3. En second lieu, aux termes du paragraphe 1 de l'article 3 de la convention internationale des droits de l'enfant : " Dans toutes les décisions qui concernent les enfants, qu'elles soient le fait des institutions publiques ou privées de protection sociale, des tribunaux, des autorités administratives ou des organes législatifs, l'intérêt supérieur de l'enfant doit être une considération primordiale. ". L'intérêt d'un enfant est en principe de vivre auprès de la personne qui est titulaire à son égard de l'autorité parentale.

4. Il résulte de ce qui précède que M. D... n'a pas établi vivre en couple avec Mme B..., ni contribuer à l'entretien et à l'éducation de ses enfants antérieurement à l'édiction de l'arrêté attaqué. Eu égard à la menace grave pour l'ordre public qu'il constitue, l'arrêté attaqué n'a pas méconnu ces stipulations.

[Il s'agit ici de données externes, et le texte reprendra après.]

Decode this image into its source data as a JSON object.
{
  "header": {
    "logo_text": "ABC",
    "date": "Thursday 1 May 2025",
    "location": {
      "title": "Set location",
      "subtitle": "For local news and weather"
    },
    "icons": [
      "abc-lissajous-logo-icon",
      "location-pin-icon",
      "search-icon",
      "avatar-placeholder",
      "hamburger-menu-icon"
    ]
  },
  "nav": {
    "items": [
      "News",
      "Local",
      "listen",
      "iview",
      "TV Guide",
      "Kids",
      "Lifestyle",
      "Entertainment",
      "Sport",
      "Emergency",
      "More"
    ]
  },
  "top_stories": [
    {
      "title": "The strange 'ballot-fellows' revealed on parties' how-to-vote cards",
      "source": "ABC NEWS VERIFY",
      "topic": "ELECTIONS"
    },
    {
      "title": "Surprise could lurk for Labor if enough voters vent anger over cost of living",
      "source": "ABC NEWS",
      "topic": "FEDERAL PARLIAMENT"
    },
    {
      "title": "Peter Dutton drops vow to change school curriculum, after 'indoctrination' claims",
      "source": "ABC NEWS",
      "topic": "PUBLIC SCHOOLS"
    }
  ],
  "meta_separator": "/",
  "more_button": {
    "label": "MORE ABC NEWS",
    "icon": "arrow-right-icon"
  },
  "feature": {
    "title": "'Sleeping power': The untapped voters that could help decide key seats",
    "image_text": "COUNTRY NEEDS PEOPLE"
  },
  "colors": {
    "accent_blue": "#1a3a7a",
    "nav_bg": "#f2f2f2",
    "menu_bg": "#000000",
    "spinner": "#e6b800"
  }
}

Sur la décision refusant d'octroyer un délai de départ volontaire :

5. Le moyen tiré de l'illégalité de la décision de refus de départ volontaire, qui se contente d'indiquer une méconnaissance de l'article L. 511-1 II du code de l'entrée et du séjour des étrangers et du droit d'asile au motif que le préfet de l'Essonne a commis une erreur manifeste dans l'appréciation de la situation personnelle de M. D..., n'est pas assorti de précisions suffisante pour permettre à la cour d'en apprécier le bien-fondé. En tout état de cause, eu égard à la menace grave pour l'ordre public que constitue M. D..., le préfet de l'Essonne n'a pas commis d'erreur d'appréciation en refusant de lui octroyer un délai de départ volontaire. Le moyen doit en conséquence être écarté.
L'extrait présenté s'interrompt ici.